High volume of reference data

synsog · Post by **synsog** » Thu Mar 10, 2011 1:15 am

Hi All,

We are getting high volume of reference data is one of my job and this job is taking 40 min time for complete execution.

On daily basis they are adding reference data and at this point of time we are getting more than 50 million records.

We have tried few options but the issue is still same.

1. tried with join and merge instead of look up
2. tried with recordset dataset as reference data instead of refering against the table directly
3. tried with creating indexes on the table

And also there is no limit for this reference data there is a chance of getting more volume in future.

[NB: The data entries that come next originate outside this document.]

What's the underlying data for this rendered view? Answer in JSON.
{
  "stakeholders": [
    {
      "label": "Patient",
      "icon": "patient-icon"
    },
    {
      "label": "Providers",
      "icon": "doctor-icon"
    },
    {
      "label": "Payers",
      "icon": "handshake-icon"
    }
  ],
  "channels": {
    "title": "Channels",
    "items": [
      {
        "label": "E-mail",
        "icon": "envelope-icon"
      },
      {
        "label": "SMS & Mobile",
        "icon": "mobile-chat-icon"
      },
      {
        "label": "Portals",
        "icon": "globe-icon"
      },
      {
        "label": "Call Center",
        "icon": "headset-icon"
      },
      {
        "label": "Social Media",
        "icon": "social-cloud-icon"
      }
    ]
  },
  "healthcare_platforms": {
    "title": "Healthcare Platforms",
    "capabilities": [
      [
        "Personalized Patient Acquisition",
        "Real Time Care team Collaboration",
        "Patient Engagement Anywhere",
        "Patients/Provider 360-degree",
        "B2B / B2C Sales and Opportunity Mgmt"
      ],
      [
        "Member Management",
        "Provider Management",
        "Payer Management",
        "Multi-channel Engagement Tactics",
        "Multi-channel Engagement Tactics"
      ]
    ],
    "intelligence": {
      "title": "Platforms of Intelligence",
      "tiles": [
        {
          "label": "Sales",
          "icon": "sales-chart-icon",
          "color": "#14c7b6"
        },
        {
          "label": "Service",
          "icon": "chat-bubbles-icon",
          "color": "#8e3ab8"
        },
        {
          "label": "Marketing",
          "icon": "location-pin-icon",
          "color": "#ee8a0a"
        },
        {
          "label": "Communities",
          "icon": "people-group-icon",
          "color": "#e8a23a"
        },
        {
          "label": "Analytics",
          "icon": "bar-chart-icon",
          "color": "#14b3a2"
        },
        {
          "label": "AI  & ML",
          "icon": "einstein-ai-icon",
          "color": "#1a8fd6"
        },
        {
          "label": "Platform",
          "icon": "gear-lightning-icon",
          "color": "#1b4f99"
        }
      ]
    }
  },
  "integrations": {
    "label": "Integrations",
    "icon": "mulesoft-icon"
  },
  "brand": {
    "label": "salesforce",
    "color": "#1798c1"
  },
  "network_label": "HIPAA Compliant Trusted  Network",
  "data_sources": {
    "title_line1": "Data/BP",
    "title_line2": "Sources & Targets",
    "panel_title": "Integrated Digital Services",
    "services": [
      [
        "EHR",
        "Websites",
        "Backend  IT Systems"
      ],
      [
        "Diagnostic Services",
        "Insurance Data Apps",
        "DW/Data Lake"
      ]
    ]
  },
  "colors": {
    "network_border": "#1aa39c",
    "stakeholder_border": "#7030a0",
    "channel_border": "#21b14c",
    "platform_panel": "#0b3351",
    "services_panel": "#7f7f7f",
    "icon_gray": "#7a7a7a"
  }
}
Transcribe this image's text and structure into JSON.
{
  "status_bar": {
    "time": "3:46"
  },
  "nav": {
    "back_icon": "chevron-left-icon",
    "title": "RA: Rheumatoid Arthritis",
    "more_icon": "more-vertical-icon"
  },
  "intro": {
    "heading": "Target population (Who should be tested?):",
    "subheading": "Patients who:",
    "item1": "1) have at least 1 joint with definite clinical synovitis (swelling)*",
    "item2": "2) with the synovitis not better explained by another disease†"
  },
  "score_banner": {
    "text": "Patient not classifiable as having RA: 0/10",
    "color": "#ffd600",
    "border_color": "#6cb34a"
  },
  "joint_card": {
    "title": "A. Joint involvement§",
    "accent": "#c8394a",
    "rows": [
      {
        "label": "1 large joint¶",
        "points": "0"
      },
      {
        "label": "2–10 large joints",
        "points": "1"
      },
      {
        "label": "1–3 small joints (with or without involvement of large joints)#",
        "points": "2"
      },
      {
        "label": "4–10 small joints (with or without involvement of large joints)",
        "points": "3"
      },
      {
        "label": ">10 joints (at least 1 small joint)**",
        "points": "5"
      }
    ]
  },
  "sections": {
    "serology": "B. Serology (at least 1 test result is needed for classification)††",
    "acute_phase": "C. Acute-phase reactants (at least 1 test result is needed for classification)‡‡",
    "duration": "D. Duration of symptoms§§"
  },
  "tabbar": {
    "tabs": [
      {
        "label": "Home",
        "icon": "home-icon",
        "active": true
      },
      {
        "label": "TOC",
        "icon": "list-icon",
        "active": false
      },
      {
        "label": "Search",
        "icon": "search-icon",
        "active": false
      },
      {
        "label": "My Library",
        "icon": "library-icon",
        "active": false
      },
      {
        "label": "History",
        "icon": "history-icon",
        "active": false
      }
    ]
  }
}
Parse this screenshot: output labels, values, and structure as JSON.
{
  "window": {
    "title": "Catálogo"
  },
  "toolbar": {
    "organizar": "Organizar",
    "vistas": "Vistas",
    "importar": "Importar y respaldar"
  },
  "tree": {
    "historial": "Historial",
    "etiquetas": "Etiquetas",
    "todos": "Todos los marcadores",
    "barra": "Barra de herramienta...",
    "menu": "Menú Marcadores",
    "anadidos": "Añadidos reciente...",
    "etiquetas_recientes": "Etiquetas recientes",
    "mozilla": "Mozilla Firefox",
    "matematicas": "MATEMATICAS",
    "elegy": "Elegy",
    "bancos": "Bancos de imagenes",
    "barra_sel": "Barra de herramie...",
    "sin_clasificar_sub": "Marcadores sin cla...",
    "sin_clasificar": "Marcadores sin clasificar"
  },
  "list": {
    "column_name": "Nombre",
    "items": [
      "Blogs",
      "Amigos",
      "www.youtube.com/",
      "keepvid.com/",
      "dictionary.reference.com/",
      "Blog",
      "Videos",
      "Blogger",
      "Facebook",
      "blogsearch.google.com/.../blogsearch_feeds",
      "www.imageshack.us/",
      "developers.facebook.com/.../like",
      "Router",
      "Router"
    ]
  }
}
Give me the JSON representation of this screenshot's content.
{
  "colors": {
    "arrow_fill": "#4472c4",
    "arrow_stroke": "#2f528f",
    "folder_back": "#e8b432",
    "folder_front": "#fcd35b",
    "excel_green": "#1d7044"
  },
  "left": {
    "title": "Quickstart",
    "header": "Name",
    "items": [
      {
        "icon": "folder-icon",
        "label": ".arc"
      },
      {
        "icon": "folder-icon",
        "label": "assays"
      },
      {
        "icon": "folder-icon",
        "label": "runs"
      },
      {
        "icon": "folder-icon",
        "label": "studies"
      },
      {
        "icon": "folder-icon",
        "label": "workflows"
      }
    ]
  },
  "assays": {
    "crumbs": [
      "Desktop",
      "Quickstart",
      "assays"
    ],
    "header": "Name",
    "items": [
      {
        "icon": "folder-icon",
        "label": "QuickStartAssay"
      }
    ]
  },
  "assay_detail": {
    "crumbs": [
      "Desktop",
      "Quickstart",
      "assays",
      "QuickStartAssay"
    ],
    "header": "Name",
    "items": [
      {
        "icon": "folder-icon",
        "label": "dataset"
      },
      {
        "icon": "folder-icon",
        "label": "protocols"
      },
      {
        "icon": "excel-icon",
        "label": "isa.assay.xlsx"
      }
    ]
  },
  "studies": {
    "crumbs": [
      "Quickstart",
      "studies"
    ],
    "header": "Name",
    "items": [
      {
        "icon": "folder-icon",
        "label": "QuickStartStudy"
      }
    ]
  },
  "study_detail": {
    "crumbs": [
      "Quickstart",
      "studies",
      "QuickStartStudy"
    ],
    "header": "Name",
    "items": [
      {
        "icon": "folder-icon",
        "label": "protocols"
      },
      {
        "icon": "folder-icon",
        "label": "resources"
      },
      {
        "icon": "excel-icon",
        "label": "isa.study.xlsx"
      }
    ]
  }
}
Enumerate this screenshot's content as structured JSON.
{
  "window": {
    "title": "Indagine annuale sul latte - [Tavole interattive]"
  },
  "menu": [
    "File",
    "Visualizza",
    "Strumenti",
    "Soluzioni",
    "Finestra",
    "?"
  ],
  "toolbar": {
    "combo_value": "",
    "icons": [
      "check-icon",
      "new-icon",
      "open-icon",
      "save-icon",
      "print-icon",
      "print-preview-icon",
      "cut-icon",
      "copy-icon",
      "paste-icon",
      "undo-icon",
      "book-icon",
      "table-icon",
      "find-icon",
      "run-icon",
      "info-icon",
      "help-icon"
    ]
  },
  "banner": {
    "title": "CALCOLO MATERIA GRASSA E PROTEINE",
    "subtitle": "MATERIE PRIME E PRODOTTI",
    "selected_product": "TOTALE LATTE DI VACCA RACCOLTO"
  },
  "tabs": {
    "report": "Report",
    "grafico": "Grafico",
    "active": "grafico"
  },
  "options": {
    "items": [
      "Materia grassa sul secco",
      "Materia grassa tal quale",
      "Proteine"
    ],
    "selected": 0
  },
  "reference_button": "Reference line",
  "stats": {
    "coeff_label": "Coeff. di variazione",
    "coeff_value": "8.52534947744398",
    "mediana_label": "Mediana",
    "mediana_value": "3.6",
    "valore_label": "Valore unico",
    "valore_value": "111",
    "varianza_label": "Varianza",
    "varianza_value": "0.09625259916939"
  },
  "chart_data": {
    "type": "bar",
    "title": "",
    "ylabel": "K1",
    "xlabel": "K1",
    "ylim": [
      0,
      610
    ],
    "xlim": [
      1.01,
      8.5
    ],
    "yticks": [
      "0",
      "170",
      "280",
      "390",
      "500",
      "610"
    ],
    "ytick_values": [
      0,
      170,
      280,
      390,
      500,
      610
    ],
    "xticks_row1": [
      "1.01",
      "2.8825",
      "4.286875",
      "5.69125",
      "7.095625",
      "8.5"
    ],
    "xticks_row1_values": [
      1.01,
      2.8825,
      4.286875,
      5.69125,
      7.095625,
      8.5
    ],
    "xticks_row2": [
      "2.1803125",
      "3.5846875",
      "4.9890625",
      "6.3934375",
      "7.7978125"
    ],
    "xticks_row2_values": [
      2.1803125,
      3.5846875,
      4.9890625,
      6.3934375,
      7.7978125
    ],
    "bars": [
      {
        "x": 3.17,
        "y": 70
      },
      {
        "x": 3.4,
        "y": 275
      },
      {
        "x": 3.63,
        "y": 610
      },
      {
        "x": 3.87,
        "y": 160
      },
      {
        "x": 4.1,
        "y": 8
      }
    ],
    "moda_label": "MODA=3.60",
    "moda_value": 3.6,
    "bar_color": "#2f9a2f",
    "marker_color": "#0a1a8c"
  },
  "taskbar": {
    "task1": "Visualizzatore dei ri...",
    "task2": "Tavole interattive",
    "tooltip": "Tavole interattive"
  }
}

Anyone please suggest if you have any idea on this.

Thanks

jwiles · Post by **jwiles** » Thu Mar 10, 2011 1:27 am

Questions:

1) What's the length of the reference data records (sum of length of columns)?
2) How many jobs use this reference data each day? Just this one job or multiple jobs?
3) How long does it take to extract the data from the table and write it to a dataset?
4) What database stage do you use to extract the reference data and do you extract the data in sequential or parallel mode?
5) For Join or Merge, do you include a Sort stage for the reference data or do you just use the input link sort option on the Join/Merge stage?
6) When is the reference table updated in relation to when you use the data? Hours/Minutes, Overnight update versus daytime usage?